On Tuesday 25 July 2006 09:04, Burkhard Carstens wrote:
> Am Dienstag, 25. Juli 2006 10:46 schrieb Micha Nelissen:
>
> > function Recursive_Mutex.Lock:...;
> > begin
> >    // Owned by current thread?
> >    if CurrentThreadId <> self.ThreadId then
> >    begin
> >       result := pthread_mutex_lock (self...);
> >       if result <> 0 then exit;
> >       self.ThreadId := CurrentThreadId;
> >       self.Count := 1;
> >    end else begin
> >       Inc(self.Count);
> >    end;
> >    result := SUCCESS;
> > end {Mutex.Lock};
> >
> > function Recursive_Mutex.Unlock: ...;
> > begin
> >   if CurrentThreadId <> self.ThreadId then
> >     exit(ENOTOWN);
> >   assert(self.Count > 0);
> >   dec(self.Count);
> >   if self.Count = 0 then
> >   begin
> >     self.ThreadId := 0; // a threadid that does not occur in system
> >     pthread_mutex_unlock(self...);
> >   end;
> >   result := SUCCESS;
> > end;
> >
> > I don't see the need for Owner_Check_Lock anymore ? :-)
>
> You have to prevent that 2 concurrent threads call lock
> simultanously,

No. That's not a problem. See the explanation below.
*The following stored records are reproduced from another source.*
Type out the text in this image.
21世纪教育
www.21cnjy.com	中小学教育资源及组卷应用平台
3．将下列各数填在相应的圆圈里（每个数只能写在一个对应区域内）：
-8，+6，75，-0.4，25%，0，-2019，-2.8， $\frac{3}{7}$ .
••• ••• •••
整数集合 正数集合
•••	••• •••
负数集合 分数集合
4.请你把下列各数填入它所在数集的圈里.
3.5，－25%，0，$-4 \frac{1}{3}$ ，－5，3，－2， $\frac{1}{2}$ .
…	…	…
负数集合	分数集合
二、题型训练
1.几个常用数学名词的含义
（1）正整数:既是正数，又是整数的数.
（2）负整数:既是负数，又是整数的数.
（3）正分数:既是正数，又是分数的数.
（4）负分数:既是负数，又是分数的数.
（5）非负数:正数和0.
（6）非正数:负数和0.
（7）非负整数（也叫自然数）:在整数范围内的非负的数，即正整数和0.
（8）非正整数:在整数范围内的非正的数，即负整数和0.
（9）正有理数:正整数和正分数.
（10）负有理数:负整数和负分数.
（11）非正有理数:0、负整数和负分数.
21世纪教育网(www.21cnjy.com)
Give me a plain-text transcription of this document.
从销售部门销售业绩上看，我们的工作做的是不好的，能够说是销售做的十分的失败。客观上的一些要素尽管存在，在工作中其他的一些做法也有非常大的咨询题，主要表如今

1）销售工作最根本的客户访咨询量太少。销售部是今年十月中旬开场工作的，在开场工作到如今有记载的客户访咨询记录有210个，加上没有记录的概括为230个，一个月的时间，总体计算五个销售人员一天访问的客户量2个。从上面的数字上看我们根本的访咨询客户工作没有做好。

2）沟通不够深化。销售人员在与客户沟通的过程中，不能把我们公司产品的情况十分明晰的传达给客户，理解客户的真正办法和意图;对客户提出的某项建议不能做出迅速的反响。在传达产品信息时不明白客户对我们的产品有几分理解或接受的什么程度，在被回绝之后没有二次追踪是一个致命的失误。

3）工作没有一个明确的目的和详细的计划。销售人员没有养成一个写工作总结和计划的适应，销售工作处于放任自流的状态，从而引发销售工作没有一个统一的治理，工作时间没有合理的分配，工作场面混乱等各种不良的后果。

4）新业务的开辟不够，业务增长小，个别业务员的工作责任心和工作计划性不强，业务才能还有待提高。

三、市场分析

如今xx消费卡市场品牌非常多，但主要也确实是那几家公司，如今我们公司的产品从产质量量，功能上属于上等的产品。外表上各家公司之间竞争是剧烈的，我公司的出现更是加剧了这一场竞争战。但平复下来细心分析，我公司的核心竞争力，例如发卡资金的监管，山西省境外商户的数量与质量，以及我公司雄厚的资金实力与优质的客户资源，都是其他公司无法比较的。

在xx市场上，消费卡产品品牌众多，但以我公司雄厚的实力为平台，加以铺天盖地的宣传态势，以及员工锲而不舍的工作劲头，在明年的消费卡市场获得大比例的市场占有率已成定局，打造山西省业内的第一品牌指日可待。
Perhaps the line "if result <> 0 then exit;" may be kind of superfluous, 
or even dangerous, because it would return from the lock operation 
without actually locking it, but well - if it goes wrong here, we're 
screwed anyway. At least the caller could check, if it did.

> so you have to take an internal lock before touching
> internal vars like self.ThreadID ?

First I thought that, too. But after looking at and thinking about it a 
while, the race you mention could only occur if the *same* thread would 
call Lock() simultaneously, and that can't happen.

In the case two different threads enter here, they may both still see 
"0" and are trying to continue then, but only one of them will acquire 
the mutex sucessfully, leaving the other suspended. Once the suspended 
thread continues, it actually owns the mutex, so everything's ok then.

Ok, there's a glitch: The read and write of self.ThreadId is required to 
be atomic, so that a thread entering may either see "0" or the owner's 
thread id when checking, otherwise it could be possible, it sees its 
own thread_id due to a partial update and *then* it goes really wrong.


Vinzent.